Is there a more detailed write-up somewhere? I have llama.cpp on a server that I use via a web interface, but what would be the next steps to be able to talk to it? How do you actually connect speech recognition and wake-word on one side, to the server, to speech generation on the other side?
I'm not aware of any detailed write-ups. Mostly gathered information bit by bit.
On a high level here is how it is working for us:
0. When voice assistant device (ESP32) starts, it establishes web-socket connection to the server.
1. ESP32 chip is constantly running wake-word detection (there is one provided out-of-the-box by ESP-IDF framework (by Expressif)

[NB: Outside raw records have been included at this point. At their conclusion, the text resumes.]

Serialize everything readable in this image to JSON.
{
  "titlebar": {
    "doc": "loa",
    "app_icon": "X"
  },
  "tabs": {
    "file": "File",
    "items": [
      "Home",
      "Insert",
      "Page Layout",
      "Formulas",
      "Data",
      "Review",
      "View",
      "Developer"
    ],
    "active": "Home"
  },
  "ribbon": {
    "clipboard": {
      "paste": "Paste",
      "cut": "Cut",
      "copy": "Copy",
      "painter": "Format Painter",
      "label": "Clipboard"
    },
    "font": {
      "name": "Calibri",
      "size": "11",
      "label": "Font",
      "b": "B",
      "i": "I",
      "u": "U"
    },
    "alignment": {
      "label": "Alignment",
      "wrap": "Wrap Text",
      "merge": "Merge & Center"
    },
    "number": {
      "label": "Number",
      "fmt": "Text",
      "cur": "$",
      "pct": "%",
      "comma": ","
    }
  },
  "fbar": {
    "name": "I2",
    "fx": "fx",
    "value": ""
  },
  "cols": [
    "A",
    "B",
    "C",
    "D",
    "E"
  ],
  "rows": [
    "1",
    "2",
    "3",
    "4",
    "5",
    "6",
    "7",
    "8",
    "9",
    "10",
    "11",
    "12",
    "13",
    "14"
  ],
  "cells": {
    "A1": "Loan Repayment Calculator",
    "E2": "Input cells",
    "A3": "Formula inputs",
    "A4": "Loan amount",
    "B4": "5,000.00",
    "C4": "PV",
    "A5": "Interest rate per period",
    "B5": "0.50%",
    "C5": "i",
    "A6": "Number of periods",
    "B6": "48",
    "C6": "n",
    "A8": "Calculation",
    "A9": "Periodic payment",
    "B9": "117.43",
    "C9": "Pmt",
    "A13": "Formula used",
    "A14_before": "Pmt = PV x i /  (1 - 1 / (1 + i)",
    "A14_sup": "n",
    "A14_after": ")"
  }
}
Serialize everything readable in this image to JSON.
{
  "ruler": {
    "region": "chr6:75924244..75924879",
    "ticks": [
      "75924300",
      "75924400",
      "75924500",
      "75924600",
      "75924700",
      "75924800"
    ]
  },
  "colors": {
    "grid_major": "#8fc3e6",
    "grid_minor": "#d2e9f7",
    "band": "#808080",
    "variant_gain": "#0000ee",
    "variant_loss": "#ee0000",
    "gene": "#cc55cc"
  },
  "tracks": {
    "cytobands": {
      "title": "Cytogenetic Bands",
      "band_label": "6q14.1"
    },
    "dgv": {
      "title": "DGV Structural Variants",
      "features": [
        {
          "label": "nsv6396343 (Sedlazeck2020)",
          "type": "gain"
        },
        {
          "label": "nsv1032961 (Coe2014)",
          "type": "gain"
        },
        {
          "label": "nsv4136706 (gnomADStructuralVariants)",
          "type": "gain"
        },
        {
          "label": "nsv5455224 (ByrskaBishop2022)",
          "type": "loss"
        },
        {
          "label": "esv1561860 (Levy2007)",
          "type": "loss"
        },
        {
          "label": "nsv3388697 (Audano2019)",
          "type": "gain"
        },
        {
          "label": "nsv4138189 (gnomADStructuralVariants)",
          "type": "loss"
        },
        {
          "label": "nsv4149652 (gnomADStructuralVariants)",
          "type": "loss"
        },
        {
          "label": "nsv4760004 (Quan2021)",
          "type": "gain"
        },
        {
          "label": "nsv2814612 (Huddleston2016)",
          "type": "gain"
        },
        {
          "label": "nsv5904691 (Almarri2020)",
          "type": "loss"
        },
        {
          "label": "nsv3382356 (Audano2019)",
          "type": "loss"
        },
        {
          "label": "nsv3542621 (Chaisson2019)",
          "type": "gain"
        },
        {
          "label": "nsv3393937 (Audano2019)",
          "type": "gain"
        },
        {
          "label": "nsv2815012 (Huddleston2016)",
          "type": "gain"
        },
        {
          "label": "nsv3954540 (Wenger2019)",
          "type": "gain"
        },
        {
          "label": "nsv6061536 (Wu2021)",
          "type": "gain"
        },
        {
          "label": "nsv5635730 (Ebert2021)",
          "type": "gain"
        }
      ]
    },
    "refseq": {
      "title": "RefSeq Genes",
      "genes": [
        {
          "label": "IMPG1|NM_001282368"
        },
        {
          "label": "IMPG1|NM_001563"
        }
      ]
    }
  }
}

2. Whenever a wake-word is detected (we trained a custom one, but you can use the ones provided by ESP), chip starts sending audio packets to the backend via web-sockets.
3. Backend collects all audio frames until there is a silence (using voice activity detection in Python). As soon as the instruction is over, tell the device to stop listening and:
4. Pass all collected audio segments to speech detection (using python with custom wav2vec). This gives us the text instruction.
5. Given a text instruction, you could trigger locally llama.cpp (or vLLM, if you have a GPU) or call remote API. It all depends on the system. We have a chain of LLM pipelines and RAG that compose our "business logic" across a bunch of AI skills. What's important - there is a text response in the end.
6. Pass the text response to speech-to-text model on the same machine, stream output back to the edge device.
7. Edge device (ESP32) will speak the words or play MP3 file you have sent the url to.
Custom wake-word on a chip is a bit of a pain. So we are running two models. One on the chip and the second, more powerful, on the server. It filters out false positives.